I want to pick up with yesterday's post concerning the dollar. I want to emphasize that the significant market event from my point of view in December 2008 was the largest range in the dollar index in 14 years. Whether this was due to quantitative easing or the temporary abeyance of hedge fund liquidation, and repatriation of dollar loans, I do not know, nor do I particularly care. It could be both, it could be neither. It might not even be knowable. With this singularly large range, the markets own action tells us its likely future. That future contains a dollar crisis. It might not be tomorrow or next week, but this range is like an earthquake tremor. It tells us that our house is built on a large unstable fault. For whatever reason we might have thought the fault was present, but now we know. Because of incipient dollar weakness today I want to look at the gold stock index gdx.

The gdx bottomed 10/23 - 10/28 on high but not extreme volume. The market then rallied to its support/resistance at 24.68.

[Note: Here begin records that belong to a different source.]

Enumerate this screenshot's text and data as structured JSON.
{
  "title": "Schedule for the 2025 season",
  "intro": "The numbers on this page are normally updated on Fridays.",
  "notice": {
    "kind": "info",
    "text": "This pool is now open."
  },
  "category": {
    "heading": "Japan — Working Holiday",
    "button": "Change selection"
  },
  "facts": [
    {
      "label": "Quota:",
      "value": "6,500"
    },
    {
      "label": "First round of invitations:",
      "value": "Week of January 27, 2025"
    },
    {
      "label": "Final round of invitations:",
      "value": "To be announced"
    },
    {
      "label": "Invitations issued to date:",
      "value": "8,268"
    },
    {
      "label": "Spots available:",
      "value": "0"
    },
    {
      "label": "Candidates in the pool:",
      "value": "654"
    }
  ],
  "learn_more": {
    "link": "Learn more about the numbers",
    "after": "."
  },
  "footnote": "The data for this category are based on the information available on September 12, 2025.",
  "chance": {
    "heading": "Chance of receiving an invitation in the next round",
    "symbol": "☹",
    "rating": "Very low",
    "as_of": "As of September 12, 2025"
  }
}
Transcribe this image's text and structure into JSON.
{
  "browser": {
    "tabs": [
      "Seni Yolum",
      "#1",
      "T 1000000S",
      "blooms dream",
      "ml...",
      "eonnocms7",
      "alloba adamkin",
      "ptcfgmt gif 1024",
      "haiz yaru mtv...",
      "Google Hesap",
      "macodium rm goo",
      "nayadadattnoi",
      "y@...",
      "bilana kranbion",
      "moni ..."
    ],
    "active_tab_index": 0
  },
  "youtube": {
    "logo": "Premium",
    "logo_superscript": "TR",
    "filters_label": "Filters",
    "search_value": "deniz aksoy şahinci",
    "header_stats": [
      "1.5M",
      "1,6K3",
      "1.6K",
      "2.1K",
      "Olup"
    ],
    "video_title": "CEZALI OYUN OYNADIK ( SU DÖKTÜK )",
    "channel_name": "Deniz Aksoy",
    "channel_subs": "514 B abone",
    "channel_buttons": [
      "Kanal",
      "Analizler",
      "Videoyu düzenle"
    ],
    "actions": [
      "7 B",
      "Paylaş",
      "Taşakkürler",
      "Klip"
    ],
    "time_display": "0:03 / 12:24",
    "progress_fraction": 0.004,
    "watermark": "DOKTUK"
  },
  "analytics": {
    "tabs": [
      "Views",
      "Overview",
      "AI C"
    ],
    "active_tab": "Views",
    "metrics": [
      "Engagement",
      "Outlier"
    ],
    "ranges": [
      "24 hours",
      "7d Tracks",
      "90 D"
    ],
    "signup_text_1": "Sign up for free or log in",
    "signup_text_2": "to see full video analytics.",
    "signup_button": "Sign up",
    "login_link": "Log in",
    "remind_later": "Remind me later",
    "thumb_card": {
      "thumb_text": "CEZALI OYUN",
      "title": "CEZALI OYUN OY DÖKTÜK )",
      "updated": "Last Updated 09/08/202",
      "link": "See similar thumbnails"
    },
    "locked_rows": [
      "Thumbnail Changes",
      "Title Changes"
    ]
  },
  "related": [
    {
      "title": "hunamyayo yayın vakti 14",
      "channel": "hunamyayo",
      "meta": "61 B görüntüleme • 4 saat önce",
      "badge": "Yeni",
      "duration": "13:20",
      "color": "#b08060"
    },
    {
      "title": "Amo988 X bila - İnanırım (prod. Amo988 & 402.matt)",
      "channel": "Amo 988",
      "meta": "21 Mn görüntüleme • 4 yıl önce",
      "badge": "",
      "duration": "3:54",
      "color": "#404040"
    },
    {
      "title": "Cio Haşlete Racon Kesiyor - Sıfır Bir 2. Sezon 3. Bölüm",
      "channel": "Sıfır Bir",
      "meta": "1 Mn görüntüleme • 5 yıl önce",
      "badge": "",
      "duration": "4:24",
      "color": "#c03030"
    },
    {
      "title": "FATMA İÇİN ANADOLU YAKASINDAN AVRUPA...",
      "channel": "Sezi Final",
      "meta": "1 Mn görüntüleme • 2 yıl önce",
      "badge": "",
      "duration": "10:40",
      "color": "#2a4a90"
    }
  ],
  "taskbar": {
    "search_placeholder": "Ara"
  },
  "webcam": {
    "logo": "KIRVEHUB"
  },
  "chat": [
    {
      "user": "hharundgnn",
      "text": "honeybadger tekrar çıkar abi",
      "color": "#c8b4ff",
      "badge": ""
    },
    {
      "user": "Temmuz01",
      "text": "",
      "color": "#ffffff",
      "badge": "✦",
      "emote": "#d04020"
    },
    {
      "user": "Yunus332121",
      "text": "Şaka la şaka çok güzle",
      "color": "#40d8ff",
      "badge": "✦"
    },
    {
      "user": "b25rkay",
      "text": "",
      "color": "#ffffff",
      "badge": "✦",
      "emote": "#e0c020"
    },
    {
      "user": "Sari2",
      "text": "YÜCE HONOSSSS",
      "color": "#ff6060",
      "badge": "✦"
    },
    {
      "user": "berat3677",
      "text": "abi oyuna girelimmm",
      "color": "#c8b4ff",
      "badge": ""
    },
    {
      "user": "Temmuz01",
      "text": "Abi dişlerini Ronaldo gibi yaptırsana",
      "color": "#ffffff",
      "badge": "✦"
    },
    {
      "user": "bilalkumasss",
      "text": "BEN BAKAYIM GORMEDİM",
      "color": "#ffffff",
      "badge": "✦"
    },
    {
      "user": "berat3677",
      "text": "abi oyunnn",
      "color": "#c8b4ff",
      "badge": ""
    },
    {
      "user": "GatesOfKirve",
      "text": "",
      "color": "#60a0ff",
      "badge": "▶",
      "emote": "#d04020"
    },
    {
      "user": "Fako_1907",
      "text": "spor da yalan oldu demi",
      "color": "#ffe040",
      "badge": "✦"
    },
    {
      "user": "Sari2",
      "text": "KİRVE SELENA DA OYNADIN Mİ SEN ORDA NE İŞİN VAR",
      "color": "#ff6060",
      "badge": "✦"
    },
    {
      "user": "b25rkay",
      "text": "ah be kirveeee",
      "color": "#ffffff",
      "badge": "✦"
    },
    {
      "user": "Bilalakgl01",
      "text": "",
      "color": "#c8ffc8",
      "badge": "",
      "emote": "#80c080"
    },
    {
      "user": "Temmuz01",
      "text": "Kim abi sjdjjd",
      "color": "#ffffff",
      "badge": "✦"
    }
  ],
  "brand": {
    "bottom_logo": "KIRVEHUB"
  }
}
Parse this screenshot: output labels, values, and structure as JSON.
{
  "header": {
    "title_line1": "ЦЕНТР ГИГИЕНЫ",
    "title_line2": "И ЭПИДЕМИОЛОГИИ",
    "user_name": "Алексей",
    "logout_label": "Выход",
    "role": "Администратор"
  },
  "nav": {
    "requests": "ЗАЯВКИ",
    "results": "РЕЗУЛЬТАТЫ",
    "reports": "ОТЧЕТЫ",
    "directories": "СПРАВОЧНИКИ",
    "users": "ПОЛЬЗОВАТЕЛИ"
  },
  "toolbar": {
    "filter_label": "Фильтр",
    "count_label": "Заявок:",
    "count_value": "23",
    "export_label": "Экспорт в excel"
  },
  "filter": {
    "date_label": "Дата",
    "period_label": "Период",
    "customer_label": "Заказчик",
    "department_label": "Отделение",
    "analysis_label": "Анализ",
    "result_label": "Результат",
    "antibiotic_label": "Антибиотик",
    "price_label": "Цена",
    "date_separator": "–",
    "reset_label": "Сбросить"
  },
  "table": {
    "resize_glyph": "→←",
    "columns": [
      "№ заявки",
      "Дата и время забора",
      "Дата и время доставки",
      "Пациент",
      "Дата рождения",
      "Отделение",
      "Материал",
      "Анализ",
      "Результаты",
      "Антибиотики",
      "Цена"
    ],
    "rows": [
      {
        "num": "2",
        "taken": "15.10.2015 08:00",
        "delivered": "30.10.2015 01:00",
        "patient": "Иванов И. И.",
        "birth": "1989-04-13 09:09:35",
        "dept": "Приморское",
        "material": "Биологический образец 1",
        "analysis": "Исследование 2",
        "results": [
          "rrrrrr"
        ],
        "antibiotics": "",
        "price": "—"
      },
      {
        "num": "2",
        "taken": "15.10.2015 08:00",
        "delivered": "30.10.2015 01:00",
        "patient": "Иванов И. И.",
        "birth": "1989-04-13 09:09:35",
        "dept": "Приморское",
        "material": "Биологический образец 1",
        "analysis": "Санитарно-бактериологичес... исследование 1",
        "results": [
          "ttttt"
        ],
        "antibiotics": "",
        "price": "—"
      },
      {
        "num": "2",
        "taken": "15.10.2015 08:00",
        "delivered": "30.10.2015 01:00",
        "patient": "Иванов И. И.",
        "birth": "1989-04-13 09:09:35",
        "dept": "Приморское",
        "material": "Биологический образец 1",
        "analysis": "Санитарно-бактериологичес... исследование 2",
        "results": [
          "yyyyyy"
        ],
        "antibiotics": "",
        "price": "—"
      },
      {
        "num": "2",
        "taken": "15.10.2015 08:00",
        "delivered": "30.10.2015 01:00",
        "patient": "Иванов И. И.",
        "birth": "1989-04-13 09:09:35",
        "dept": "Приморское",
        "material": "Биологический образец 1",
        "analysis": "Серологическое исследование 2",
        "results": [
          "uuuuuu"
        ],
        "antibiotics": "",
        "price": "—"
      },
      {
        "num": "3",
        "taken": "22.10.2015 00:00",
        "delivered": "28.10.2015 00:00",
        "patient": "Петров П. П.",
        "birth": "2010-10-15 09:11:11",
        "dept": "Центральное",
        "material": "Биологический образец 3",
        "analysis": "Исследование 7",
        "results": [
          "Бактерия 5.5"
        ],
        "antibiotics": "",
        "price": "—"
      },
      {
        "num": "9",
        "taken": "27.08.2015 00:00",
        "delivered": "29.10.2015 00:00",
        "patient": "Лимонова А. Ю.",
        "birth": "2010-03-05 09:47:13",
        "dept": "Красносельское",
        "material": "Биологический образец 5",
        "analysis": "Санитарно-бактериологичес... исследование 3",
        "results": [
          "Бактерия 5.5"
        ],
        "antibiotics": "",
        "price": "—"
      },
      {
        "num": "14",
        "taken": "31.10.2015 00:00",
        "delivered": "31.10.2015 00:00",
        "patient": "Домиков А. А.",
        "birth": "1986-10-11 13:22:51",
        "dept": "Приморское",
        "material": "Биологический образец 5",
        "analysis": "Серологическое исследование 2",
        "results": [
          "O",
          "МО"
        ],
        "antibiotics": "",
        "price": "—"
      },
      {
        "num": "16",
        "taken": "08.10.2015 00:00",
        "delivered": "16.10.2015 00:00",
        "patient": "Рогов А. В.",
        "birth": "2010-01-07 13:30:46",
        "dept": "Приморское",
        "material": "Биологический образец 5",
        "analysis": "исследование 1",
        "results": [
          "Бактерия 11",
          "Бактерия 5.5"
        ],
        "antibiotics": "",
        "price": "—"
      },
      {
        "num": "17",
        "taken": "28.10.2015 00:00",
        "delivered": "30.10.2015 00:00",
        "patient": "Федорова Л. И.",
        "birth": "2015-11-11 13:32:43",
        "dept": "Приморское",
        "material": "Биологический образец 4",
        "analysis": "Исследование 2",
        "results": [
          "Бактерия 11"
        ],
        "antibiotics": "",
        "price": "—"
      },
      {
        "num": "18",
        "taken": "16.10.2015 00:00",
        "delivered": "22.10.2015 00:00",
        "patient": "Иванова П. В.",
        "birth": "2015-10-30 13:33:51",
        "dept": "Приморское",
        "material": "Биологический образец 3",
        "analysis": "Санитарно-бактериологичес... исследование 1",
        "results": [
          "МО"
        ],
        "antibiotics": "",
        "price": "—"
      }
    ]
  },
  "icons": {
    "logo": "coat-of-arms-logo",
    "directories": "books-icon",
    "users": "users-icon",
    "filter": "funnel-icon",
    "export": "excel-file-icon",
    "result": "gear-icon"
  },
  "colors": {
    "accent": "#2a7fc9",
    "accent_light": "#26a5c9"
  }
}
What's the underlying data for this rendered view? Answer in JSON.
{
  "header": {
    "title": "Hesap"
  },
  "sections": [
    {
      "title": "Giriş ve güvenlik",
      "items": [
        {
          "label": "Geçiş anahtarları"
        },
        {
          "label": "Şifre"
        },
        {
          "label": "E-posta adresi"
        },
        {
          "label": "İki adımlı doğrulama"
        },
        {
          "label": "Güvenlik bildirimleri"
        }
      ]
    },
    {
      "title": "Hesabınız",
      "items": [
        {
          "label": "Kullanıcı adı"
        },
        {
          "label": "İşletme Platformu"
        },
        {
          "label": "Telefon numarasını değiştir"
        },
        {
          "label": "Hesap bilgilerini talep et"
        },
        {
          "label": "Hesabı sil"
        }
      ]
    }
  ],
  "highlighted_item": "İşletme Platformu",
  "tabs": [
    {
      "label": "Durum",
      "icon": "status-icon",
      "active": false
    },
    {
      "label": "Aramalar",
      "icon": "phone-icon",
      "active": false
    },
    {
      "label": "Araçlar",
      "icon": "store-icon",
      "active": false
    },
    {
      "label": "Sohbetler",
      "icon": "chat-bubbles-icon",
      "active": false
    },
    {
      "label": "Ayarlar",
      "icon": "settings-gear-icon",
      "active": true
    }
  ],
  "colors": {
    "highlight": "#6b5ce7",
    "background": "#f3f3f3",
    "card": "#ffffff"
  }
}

The volume on this rally was as good as the last stage of the decline to 10/23. Just as in the es when we saw on the intraday the change from demand in control to supply in control on the gdx over these two weeks we just saw the opposite except it is on a daily chart. The demand petered out 11/5 and prices fell on suspiciously high volume (indicating some hidden support) on 11/6. Prices then rallied to 11/10 with demand drying up, small range and low volume. Prices now gapped down the next two days in a row but the volume never rose to the level of the liquidation ending 10/23, 1024. The force of selling was now receding. 11/13 was an outside key reversal day with a large volume and a 4 point range from low to high. This very large range tells us that the line of least resistance is up. The low of 11/13 is tested in a successful spring one week later 11/20. The true range 11/21 is an even larger five points. The sharp upward move with high volume of 11/21 and 11/24 constitute a sign of strength. The market is now telling us by its own action that it will go up far more easily than it will go down. We now run into resistance above the high of 11/10 and beneath an area of old lows. Prices again fall back and the market's battle between sellers and buyers is resolved by a spring 12/05 with a close at the top. The bullish action is now unmistakable and prices rally 60% over a week and a half. 12/16 the ascent becomes vertical on very high volume and a range of 2 1/2 points. There is some profit taking on the advance and 12/17 we have a reversal day. Prices fall sharply on high volume with a close above the lows 12/18, and 12/19 there was no downside followed through. !2/19 had virtually the same volume but a much smaller range than 12/18 , demonstrating good support. As a result prices gapped higher the next morning only to sell off, closing at the low, Volume is half the level of 12/17 and 12/18 telling us that the force of supply is now diminishing. Prices are supported the 23rd and 24th on narrow inside days with closes near the top. The lows of the 19th through the 24th are gradually rising. A tremendous amount of supply was offered between 12/16 and 12/19. Price gave up far less than 50% of the rally of 12/05-12/17 and have not even fallen back to the breakout level of 24.77 This selling was taken by buyers and when the selling is done prices should resume their advance.